La Chine utilise la blockchain pour certifier les énergies vertes dans le cadre de sa réforme du marché à l'horizon 2030
La Chine déploie la blockchain pour certifier l'électricité verte d'ici 2030
La Chine met en place un système national de **certification de l’électricité verte** basé sur la technologie blockchain, avec un objectif fixé à 2030. Ce projet vise à garantir une transparence totale dans le suivi des énergies renouvelables, tout en intégrant les certificats verts dans la comptabilité des émissions de carbone. Le pays ambitionne ainsi de devenir une référence mondiale en matière de normes énergétiques durables.
La réforme du marché électrique intègre la blockchain pour assurer la certification
Conformément aux nouvelles directives du Conseil d’État publiées en février 2026, la réforme du marché de l’électricité introduit la blockchain comme fondement essentiel des processus de certification. Les autorités sont chargées « d’introduire pleinement la blockchain et d’autres technologies » pour assurer un suivi transparent des énergies renouvelables depuis leur production jusqu’à leur consommation finale.

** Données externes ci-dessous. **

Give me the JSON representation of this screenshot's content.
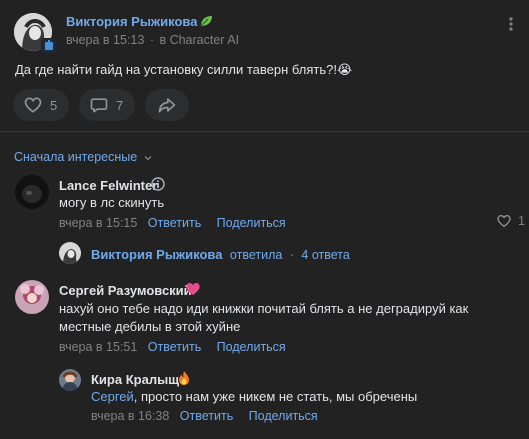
{
  "post": {
    "author": "Виктория Рыжикова",
    "author_badge": "leaf-icon",
    "meta_time": "вчера в 15:13",
    "meta_sep": "·",
    "meta_source": "в Character AI",
    "text": "Да где найти гайд на установку силли таверн блять?!😭",
    "likes": "5",
    "comments": "7"
  },
  "comments": {
    "sort_label": "Сначала интересные",
    "items": [
      {
        "author": "Lance Felwinter",
        "text": "могу в лс скинуть",
        "time": "вчера в 15:15",
        "reply": "Ответить",
        "share": "Поделиться",
        "likes": "1",
        "thread": {
          "author": "Виктория Рыжикова",
          "action": "ответила",
          "sep": "·",
          "count": "4 ответа"
        }
      },
      {
        "author": "Сергей Разумовский",
        "text_line1": "нахуй оно тебе надо иди книжки почитай блять а не деградируй как",
        "text_line2": "местные дебилы в этой хуйне",
        "time": "вчера в 15:51",
        "reply": "Ответить",
        "share": "Поделиться",
        "sub_reply": {
          "author": "Кира Кралыщ",
          "mention": "Сергей",
          "text": ", просто нам уже никем не стать, мы обречены",
          "time": "вчера в 16:38",
          "reply": "Ответить",
          "share": "Поделиться"
        }
      }
    ]
  },
  "colors": {
    "background": "#222222",
    "accent": "#71aaeb",
    "muted": "#828282",
    "heart_badge": "#e64c8c"
  }
}
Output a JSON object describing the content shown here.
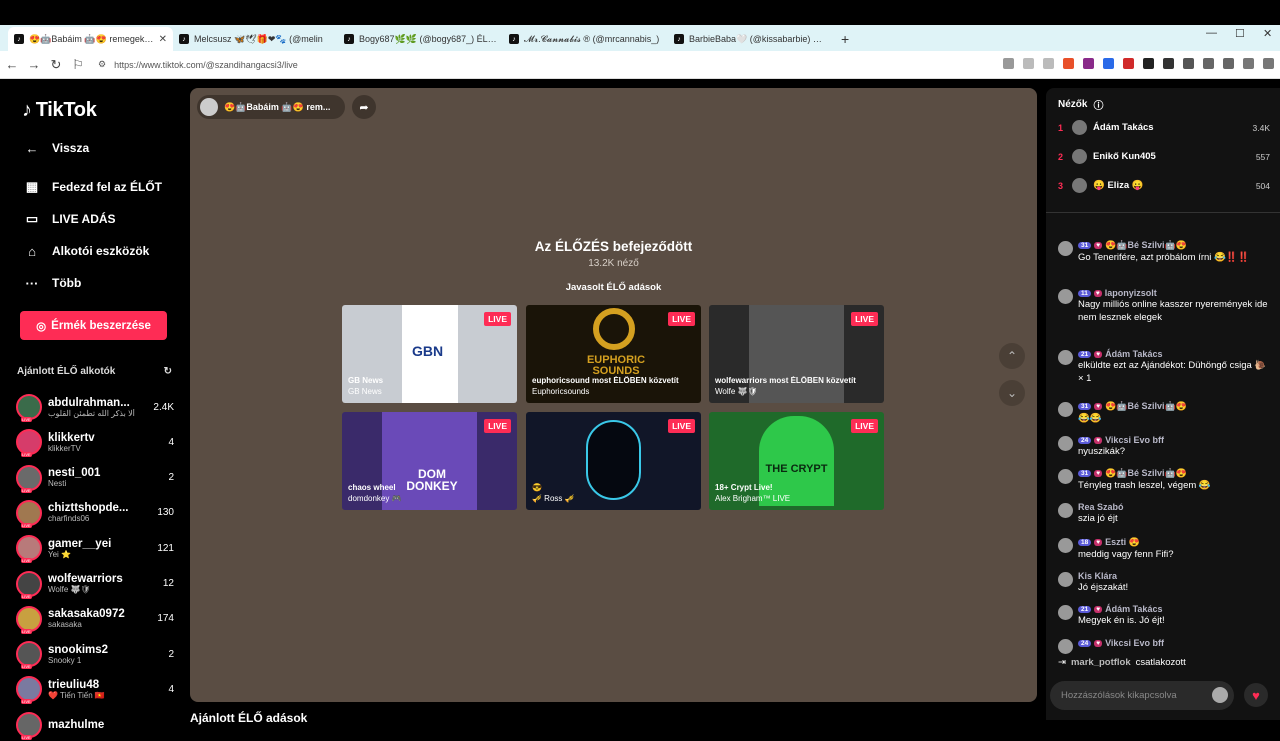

Cette approche vise à éviter toute double comptabilisation des demandes d’électricité verte et à établir un mécanisme robuste qui garantisse une traçabilité complète. Les certificats verts joueront le rôle d'identificateurs clés quant aux attributs environnementaux des énergies renouvelables, permettant ainsi au marché national de se développer tant en taille qu'en fonctionnalités.
Ainsi, les accords pluriannuels entre producteurs d’énergies renouvelables et consommateurs seront facilités par cette infrastructure technologique, qui permettra également une vérification automatisée et un règlement efficace des contrats.
L'intégration aux systèmes internationaux renforce les engagements écologiques
La Chine entend explorer comment intégrer ces certificats verts dans ses systèmes de comptabilisation des émissions de carbone. Grâce aux capacités offertes par la blockchain, il sera possible d'effectuer une mesure précise des réductions d’émissions liées à l’utilisation d’énergie renouvelable.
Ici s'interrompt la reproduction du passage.